Development is the process of growth or improvement. It may refer to a physical improvement such as getting bigger or growing taller, or it may refer to an intellectual improvement like learning new skills or knowledge. It can also refer to a business development, or it can be used in a political context such as developing a plan for an area of the country.
During the second half of the twentieth century, a new focus on development emerged in response to the realization that economic growth by itself did not lead to a rise in people’s level or quality of life worldwide. This new focus centered on the importance of developing specific policies that would channel resources and provide opportunity for all people.
The scientific field of development, sometimes called developmental psychology, examines changes and stability across multiple domains of human functioning. It also investigates how biological and neurophysiological processes affect cognitive, emotional, and moral development throughout the lifespan.

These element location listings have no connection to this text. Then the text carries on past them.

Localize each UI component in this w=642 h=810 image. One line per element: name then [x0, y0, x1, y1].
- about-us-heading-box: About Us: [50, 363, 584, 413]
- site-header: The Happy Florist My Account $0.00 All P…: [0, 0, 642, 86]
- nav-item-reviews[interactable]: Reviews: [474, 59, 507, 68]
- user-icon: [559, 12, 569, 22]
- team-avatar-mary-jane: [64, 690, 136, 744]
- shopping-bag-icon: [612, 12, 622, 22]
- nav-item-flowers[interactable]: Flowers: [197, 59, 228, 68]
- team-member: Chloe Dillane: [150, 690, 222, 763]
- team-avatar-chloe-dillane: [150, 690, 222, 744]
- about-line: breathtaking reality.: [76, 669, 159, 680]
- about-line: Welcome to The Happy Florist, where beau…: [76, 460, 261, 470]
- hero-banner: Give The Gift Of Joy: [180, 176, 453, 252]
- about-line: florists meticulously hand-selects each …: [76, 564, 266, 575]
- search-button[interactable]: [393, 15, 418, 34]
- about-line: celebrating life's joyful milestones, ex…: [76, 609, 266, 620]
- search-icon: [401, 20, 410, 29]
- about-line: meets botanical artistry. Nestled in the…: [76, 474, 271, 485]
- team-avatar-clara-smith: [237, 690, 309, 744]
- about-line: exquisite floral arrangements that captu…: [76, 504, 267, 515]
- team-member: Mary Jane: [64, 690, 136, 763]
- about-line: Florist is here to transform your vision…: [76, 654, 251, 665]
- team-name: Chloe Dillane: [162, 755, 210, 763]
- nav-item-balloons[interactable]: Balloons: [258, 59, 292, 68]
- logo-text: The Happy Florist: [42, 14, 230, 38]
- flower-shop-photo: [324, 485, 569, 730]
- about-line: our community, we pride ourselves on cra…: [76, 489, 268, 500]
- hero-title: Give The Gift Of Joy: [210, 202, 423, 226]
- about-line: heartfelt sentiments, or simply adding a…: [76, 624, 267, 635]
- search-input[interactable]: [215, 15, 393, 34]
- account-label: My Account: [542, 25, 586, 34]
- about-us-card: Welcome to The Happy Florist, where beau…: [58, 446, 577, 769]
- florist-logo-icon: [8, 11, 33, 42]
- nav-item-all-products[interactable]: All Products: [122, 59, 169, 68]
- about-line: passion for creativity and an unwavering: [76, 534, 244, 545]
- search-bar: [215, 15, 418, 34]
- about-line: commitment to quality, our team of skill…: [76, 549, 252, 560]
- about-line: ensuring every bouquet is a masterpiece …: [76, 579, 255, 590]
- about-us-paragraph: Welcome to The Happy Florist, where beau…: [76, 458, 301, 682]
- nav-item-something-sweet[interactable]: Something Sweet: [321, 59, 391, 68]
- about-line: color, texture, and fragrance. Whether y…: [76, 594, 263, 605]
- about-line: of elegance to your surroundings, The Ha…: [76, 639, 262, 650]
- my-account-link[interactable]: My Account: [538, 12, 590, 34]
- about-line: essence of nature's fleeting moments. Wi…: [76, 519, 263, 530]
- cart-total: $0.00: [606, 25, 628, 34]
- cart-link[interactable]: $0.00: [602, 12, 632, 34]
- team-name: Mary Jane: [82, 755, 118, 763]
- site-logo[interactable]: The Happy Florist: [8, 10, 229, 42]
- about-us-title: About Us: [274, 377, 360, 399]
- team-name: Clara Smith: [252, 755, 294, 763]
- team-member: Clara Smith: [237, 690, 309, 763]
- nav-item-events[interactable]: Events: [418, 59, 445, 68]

Researchers who study human development generally agree that both nature and nurture contribute to our growth. The nature of our growth is based on genetics and heredity, while nurture is determined by the environment in which we live. There are also sociocultural theorists who believe that development occurs within the framework of a particular culture.
Countries can be rated for their level of development by measuring their gross national income per capita. This measure includes the amount of money a nation earns from its citizens, plus other factors such as literacy rates and life expectancy. Developed nations typically have higher GNIs than developing nations. Development can also mean a society’s ability to build relationships with other societies around the world through international trade.